Agentic shopping is the use of AI agents to carry out parts of the shopping process on behalf of the customer instead of merely providing recommendations. Google’s agentic shopping protocol, for instance, enables agents to work across different parts of the buying processes, including discovery and post-purchase support. But has agentic shopping reached the capacity to directly make shopping decisions on customers’ behalf?
AI agents are increasingly able to independently choose products, make payments, and recommend financial options. However, a recent Bernstein note describing the outcome of a test of five different agentic shopping tools says that “until payment is embedded directly into the experience, AI remains one step removed from making shopping decisions on behalf of users.”
The firm tested ChatGPT, Gemini (NASDAQ: GOOG), Claude, Amazon’s Alexa (NASDAQ: AMZN) and Walmart’s Sparky (NASDAQ: WMT).
The goal was to see what approach the agentic shopping tool took to the shopping funnel: product identification, pricing validation, and finally purchase enablement. The analysts assessed where each tool breaks down, and how far we might be from a “true end-to-end agentic e-commerce experience.”
Bernstein says the key difference between general AI tools and retail-native AI tools built on top of retail ecosystems is emphasized by their particular performance gaps. Foundational AI models not tied to a retailer seem to provide freewheeling results from a variety of web sources, compare products across platforms, and identify deals in a fragmented retail landscape.

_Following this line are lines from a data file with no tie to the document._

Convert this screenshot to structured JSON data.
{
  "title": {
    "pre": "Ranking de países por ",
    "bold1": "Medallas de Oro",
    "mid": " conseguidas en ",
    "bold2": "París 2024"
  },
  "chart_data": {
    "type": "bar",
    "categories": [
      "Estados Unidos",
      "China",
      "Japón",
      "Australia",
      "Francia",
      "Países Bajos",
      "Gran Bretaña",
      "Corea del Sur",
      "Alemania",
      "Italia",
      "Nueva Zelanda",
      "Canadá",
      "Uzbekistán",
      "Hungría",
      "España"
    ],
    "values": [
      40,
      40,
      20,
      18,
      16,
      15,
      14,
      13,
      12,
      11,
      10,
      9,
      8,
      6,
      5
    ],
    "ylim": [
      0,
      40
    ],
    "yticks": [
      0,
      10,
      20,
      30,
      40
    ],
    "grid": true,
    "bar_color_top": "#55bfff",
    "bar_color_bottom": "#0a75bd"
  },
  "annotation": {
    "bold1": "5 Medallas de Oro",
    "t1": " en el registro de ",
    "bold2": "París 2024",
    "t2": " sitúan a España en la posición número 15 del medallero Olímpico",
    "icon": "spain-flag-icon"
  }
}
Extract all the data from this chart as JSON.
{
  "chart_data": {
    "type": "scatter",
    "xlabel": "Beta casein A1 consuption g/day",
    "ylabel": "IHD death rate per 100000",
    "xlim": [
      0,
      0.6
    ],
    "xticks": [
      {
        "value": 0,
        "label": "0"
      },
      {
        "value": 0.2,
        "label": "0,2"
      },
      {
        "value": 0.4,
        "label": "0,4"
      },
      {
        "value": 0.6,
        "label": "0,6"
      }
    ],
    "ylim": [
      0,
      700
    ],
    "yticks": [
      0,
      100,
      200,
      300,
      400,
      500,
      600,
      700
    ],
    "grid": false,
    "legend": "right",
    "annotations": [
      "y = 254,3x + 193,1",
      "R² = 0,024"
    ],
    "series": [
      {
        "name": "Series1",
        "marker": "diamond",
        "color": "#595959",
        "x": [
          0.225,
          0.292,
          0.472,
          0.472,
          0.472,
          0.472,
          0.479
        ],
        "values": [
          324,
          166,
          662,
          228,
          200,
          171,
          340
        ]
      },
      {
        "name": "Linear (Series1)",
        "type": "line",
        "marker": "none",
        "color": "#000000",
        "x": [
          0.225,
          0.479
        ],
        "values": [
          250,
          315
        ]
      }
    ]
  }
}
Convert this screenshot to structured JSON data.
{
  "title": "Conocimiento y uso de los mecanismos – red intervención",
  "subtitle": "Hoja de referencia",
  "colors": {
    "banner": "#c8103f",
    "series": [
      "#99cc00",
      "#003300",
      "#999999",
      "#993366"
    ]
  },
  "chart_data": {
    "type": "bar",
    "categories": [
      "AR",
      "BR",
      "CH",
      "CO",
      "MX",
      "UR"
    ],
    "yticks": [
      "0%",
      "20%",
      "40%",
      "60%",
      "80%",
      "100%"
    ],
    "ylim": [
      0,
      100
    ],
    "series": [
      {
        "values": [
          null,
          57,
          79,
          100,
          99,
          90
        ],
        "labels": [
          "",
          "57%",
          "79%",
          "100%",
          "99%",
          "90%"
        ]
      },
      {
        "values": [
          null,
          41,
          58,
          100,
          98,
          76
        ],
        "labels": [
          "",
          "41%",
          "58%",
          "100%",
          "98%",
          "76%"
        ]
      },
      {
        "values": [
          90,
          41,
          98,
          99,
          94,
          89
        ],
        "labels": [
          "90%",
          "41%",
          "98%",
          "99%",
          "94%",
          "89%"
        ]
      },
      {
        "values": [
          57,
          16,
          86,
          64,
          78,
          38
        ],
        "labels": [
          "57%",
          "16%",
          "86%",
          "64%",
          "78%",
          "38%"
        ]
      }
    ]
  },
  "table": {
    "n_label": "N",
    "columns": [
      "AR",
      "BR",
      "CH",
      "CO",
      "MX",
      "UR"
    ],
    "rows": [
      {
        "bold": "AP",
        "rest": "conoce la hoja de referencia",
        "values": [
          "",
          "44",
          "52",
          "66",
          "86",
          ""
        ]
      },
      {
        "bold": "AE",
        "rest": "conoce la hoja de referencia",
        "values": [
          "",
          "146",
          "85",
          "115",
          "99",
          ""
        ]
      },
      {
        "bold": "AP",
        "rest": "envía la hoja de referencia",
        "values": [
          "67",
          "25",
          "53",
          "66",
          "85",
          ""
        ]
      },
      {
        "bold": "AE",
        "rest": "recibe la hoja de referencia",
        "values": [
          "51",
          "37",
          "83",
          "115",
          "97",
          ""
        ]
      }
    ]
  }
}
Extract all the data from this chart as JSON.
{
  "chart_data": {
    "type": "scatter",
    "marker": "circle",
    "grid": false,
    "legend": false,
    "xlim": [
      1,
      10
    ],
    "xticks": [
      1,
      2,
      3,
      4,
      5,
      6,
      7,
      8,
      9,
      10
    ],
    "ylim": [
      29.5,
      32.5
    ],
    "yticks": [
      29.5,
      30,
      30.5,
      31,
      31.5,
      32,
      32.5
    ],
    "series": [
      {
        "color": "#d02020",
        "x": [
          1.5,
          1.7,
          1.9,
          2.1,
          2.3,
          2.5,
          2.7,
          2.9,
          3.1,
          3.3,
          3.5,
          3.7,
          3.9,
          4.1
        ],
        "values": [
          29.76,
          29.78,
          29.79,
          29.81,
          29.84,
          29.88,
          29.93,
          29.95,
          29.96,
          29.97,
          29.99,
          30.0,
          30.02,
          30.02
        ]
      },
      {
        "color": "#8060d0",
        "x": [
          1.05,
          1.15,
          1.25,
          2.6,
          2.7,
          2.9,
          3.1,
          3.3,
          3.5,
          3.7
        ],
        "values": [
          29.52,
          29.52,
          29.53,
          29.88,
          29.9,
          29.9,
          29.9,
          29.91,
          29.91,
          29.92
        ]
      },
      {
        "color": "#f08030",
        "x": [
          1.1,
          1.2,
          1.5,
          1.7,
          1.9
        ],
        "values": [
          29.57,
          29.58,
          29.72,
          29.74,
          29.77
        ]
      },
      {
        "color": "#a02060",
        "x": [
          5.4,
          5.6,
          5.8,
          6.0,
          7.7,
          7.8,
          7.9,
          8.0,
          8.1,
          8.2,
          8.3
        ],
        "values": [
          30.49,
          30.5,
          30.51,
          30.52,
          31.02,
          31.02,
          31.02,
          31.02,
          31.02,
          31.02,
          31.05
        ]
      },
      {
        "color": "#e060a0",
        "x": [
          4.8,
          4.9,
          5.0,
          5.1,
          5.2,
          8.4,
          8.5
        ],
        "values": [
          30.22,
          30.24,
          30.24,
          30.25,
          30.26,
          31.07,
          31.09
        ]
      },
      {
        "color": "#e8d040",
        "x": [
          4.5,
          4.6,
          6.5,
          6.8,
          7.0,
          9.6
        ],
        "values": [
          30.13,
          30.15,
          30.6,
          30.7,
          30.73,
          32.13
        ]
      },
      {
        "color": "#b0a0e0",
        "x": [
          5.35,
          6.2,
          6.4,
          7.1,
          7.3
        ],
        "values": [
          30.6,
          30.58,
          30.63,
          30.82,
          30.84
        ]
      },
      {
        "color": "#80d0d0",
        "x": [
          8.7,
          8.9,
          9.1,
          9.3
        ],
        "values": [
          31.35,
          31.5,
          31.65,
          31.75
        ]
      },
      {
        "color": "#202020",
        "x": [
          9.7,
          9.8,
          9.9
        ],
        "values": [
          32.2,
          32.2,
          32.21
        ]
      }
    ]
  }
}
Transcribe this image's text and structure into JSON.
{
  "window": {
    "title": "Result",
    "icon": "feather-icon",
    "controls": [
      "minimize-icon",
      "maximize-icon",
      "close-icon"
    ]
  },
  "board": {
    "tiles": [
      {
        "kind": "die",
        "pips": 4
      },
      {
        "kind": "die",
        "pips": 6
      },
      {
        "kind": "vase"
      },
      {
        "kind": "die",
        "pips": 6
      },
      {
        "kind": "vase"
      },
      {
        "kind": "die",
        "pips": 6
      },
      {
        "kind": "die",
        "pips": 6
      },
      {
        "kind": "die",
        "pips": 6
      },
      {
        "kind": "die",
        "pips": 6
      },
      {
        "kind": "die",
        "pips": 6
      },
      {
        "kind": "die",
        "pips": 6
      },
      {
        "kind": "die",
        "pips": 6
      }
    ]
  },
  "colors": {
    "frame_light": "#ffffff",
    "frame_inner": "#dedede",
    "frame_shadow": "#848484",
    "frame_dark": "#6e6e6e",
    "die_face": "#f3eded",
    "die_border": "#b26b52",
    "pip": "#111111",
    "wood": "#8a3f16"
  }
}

But they also have a distinct limitation compared to retail-native AI in that they do not have information about structured catalogue data, real-time pricing, inventory, and delivery options.
On the other hand, retail-native AI agents provide a highly precise and almost transaction-ready experience, but with results limited to their own assortment.
Bernstein says, “Bridging this gap, from either end, will be key as the technology evolves.”
The big learning of the test was that “there is currently no agentic shopping tool capable of buying a product in an unsupervised fashion. Human engagement is needed at many steps.”
ChatGPT, Claude, and Gemini don’t have access to retailers’ assortment and rely on workarounds like web-scraping and third-party articles. This means they struggle with SKU identification and pricing accuracy sometimes. The analysts say they also fail when it comes to handling fulfilment and payment.
In the final analysis, ChatGPT, Claude, and Gemini are product discovery tools, and their performance can be uneven. However, they are in the process of partnering with retailers to address these limitations.
ChatGPT’s Agentic Commerce Protocol [ACP], and Claude’s integration with Uber Eats (NYSE: UBER) are steps in this direction, making it possible to order groceries and food deliveries. However, as of now, transactions still need to be completed by customers following links to the retailers’ websites.
The analogue of that limitation is also present on Amazon’s Alexa and Walmart’s Sparky. Transactions cannot be completed directly within the assistant.